Issue with rebalancing dataset

I have a student who is experiencing issues with the rebalacing feature in a project:

Hi Shawn, I want to mention a point which I noticed. I collected all 4 categories of data, which had a total span of 13 mins 20 seconds ( 800 secs) as was suggested in the video. After I rebalanced data set, in data acquisition, under training data it was 11 mins 10 seconds and my test data was 5 mins 20 seconds. The time is beyond the time I took to collect the data. test data should have been 2mins 10 seconds right? Any issues here?? !!!

I have not personally witnessed this. Is there something that they did to cause this extra data to appear?

Hi @ShawnHymel,

Rebalancing the dataset is based on the number of samples (not the total length) so you can end up with more than 20% in the test set if you have samples with different lengths.
On the total span, I’d suppose there were already samples in the test set. If you can share the project ID I can have a deeper look.


1 Like

Thanks, @aurel! I’ve passed your response to the student. Here is their project that they made public: Any insights would be appreciated.

Thanks @ShawnHymel.
The rebalancing feature uses the hash of the samples’ filenames to have a deterministic process. With a small number of samples this can lead to a different split than 80/20. I’m checking with the team if it’s something we can fix, will keep you posted.
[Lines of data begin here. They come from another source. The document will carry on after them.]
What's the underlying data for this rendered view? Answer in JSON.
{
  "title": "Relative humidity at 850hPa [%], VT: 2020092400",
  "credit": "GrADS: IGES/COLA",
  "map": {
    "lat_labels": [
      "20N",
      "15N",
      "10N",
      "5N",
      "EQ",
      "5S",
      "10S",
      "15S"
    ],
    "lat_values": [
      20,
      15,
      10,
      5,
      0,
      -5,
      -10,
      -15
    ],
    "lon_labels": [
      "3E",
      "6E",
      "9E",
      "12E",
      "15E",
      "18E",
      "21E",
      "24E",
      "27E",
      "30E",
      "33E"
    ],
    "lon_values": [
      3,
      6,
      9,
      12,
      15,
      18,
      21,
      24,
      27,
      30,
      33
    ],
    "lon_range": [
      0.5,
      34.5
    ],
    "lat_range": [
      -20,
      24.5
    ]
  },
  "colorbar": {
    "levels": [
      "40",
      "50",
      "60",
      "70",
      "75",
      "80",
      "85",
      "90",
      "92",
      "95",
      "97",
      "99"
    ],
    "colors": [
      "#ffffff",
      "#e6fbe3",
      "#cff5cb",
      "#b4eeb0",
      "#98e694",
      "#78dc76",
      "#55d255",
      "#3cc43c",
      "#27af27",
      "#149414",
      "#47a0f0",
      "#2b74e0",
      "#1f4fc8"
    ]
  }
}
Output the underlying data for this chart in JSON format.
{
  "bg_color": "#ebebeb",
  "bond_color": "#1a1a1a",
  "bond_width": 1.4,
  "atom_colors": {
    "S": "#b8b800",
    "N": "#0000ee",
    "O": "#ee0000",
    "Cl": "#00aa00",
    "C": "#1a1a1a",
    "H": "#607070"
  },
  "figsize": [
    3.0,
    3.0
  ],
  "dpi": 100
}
@aurel Any word back on why the training + test audio time after the rebalance would be greater than the total captured audio? I’m having another student with the same issue.

Hi @ShawnHymel,

Haven’t found an issue on the total captured audio increasing after rebalancing. Can you share the project ID? I can directly look into our buckets to check the total length and timestamps of files.


@aurel the project idea is 3735. Any help is appreciated!


From what I see in the project 3735. It is accelerometer data not audio. Just want to make sure that you shared the right project :wink:

Apologies, as I thought the project was for audio. It is supposed to be for accelerometer data.